Flores Settlement Agreement

Updated October, 2020

In 1985, two organizations filed a class-action lawsuit on behalf of immigrant children detained by the former Immigration and Naturalization Service (INS) challenging procedures regarding the detention, treatment, and release of children. After many years of litigation, including an appeal to the United States Supreme Court, the parties reached a settlement in 1997.

The Flores Settlement Agreement imposed several obligations on the immigration authorities.

  • The government is required to release children from immigration detention in this priority of preference:
  • Parents, other adult relatives as well as licensed programs willing to accept custody.

Where a suitable placement is not immediately available, the government is obligated to place children in the “least restrictive” setting.
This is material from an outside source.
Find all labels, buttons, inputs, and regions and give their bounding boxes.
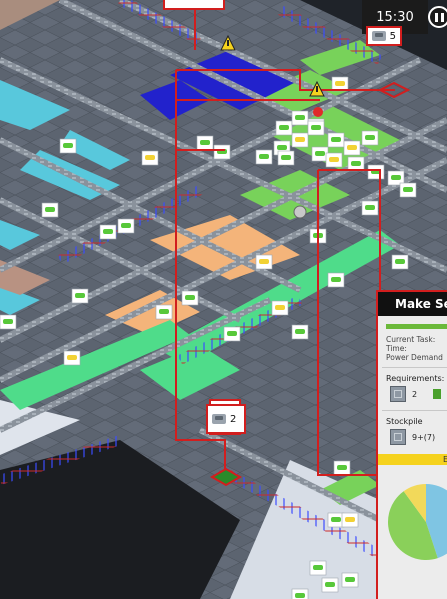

The Unaccompanied Alien Children program was transferred to the Office of Refugee Resettlement (ORR) by the Homeland Security Act of 2002, effective on March 1, 2003. Once the ORR assumed responsibility, the Flores Settlement was implemented.

  • Facts You Should Know

  • 2014: the federal government responded to an increase in the number of children seeking protection at the border by increasing the number of family detention beds from 90 to 3,700. The government pursued an policy of incarcerating thousands of families while attempting to block their release on bond or parole.
  • 2015: U.S. District Court for the Central District of California rules that the federal government’s family detention policy violated the terms of the Flores Settlement Agreement.
  • 2016: U.S. Court of Appeals for the Ninth Circuit affirms that the Flores Agreement applies to accompanied minors in addition to unaccompanied minors.
  • 2017: The District Court finds that the government is failing to comply with its obligations under Flores.
  • 2018: The Administration has sought to expand and entrench the use of family incarceration. Two executive orders by President Trump, issued in January 2017 and in June 2018, called for the incarceration of asylum seekers and migrants for the pendency of their immigration cases.
  • 2019: U.S. District Court Judge Dolly M. Gee issued a permanent injunction, blocking the government from implementing new regulations that would expand its ability to detain migrant children with their parents for indefinite periods of time. The Justice Department had urged the judge to allow the Trump administration to withdraw from the Flores Settlement Agreement. (Flores v. Barr, 9/27/19). Her decision was sent to the Ninth Circuit Court of Appeals.
  • 2020: the Ninth Circuit Court of Appeals “vacated” oral arguments that had been scheduled for April due to COVID-19.